Ask any of my friends- I'm not particularly good at making decisions.
And for some reason, everyone (and I mean everyone) continues to rely on me for, say, what to do that night. Or where to eat. Or when to leave. I just can't do it.
With that being said, I was asked again recently what my "favorite song of all time" is. All time. That's hard. Harder than hard, considering my 11 Spotify playlists (with nearly 50 songs on each) and nearly a decade of listening to music for a dozen hours each day.
Even harder than harder than hard, considering the stacks of CDs laying around my house, the $300 worth of songs purchased on ITunes and all those music reviews for the ol' high school newspaper.
I'm 18 years old. Let's say my interest in music began midway through my life. Nine years = 3,285 days. 1/8 of those days, approximately, were spent with headphones on. That's 591,300 minutes. Divide that by the rough four-minute average per song and you get...
Pick one of those and call it your "favorite of all time"? Nearly impossible.
Until I thought.

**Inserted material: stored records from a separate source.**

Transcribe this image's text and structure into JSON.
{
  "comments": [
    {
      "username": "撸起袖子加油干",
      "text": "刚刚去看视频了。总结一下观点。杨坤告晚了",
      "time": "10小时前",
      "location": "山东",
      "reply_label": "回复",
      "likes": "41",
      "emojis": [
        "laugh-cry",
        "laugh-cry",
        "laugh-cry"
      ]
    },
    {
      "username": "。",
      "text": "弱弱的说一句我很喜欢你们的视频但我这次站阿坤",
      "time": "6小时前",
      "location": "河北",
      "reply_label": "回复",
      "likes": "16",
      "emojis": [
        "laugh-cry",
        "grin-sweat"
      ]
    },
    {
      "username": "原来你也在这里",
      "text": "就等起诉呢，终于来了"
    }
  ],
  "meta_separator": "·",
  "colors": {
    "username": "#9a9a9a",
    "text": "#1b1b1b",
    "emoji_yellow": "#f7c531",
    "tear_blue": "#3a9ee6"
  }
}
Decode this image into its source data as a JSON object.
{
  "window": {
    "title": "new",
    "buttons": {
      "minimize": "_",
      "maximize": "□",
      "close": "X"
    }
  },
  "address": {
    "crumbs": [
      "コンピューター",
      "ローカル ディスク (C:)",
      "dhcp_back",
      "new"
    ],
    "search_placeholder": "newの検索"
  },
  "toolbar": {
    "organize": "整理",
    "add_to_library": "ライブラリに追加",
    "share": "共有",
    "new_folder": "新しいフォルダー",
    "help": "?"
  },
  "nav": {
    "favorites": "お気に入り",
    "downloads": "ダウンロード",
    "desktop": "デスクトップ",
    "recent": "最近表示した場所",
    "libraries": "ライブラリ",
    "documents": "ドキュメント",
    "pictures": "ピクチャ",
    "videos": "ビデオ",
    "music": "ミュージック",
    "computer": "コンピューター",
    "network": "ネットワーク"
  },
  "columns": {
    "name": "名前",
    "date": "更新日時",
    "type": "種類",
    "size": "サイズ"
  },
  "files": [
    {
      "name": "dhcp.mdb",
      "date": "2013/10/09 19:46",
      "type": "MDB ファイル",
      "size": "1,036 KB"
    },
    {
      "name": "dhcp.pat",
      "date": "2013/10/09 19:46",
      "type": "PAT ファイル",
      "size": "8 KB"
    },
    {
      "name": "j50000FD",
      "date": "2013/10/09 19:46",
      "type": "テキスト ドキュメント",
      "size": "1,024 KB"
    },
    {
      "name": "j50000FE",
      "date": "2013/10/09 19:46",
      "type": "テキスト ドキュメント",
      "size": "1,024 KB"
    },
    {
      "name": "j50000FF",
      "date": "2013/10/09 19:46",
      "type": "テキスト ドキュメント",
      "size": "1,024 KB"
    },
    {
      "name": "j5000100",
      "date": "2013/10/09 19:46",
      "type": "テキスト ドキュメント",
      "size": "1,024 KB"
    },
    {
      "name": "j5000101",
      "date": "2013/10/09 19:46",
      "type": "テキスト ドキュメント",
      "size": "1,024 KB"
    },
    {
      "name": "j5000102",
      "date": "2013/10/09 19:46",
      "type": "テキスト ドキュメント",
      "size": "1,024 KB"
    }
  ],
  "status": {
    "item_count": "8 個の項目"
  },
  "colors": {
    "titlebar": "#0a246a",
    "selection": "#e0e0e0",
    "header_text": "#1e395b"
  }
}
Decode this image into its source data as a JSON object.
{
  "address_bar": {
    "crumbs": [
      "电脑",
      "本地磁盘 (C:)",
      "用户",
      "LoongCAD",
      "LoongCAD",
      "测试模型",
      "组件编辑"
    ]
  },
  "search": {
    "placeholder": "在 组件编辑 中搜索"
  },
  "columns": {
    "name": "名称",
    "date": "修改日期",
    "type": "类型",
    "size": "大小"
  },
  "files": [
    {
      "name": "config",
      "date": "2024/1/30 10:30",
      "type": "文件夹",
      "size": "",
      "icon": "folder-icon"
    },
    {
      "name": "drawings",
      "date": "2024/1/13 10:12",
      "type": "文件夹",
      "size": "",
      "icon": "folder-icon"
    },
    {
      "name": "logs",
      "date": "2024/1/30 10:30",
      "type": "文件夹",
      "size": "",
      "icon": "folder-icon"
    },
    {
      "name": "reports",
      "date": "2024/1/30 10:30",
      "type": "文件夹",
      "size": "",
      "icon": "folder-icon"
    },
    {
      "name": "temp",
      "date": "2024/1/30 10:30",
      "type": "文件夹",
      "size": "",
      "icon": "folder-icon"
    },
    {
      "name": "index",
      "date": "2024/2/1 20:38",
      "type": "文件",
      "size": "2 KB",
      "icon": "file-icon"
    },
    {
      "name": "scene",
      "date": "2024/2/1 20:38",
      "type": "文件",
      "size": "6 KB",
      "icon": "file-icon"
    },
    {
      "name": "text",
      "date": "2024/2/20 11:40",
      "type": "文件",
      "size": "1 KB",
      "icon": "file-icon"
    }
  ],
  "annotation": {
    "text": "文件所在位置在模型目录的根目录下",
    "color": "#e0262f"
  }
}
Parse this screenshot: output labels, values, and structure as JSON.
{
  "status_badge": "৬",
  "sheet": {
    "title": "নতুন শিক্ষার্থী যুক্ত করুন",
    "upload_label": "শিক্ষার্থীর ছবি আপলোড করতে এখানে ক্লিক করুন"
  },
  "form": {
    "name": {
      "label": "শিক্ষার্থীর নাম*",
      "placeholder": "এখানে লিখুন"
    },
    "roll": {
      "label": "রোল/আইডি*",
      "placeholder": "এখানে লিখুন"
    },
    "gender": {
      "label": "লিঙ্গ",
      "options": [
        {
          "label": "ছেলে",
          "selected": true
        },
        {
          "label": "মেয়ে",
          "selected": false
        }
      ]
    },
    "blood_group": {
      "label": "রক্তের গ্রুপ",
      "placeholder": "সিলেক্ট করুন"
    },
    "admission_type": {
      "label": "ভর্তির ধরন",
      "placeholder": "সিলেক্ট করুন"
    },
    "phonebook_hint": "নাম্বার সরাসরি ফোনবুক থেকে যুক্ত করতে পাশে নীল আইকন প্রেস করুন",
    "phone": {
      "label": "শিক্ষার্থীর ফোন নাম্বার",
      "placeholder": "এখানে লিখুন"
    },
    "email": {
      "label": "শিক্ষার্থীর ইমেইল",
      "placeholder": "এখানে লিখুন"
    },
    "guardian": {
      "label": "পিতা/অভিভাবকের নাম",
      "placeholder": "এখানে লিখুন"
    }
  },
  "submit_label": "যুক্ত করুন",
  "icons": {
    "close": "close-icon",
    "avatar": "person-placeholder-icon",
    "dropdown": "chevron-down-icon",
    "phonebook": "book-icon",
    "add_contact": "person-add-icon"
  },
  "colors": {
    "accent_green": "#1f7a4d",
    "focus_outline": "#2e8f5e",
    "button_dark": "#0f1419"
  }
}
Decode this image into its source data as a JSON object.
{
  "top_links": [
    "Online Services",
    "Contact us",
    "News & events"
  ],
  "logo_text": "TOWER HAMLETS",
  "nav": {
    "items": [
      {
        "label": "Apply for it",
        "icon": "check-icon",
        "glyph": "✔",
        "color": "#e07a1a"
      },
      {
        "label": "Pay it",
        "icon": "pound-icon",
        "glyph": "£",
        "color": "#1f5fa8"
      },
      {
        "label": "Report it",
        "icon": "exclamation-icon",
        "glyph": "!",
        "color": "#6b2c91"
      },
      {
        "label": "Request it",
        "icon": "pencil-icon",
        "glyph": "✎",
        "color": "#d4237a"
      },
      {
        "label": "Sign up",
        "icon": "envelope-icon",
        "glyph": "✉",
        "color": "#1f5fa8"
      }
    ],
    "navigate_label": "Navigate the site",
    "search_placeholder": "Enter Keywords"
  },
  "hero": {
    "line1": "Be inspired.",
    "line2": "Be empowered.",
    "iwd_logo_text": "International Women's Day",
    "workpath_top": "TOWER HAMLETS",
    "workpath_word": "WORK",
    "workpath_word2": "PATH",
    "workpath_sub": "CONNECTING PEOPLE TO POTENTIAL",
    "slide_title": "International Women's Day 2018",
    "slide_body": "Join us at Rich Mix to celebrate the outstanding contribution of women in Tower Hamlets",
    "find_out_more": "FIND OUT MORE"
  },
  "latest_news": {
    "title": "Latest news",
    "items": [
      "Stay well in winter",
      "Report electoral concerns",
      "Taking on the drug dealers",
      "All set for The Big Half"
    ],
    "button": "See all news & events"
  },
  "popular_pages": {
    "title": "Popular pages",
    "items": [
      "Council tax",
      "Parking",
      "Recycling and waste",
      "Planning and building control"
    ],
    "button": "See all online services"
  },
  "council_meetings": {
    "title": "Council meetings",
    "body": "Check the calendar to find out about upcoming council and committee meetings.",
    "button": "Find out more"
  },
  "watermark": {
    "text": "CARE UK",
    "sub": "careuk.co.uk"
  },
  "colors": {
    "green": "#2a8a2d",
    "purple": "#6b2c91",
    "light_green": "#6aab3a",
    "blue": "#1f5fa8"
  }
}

And thought. And thought. And finally...This...
My favorite song of all time. That's it. To be honest, it wasn't as hard of a decision as I had imagined.
For three minutes, this song speaks volumes to me. I first heard it in middle school, on a field trip bus to god-knows-where, and I was motionless for the entire ride. Song on repeat. Volume all the way up. Ears in pain, but begging for more.
Since then, I get the same feeling when I listen to it, something I can say about few other other pieces of music. It reminds me of simpler times, free of obligations and worries. No need to personally relate to every single piece of music (a pet peeve of mine.)
I was 12 years old. Let's be honest- I had no idea what the song meant. Music doesn't need to be so complicated. I just loved it for what it sounded like. I loved it for its raw emotion. I loved how Martha's voice complemented Gary's so beautifully.
I loved how it made me feel, and I still do.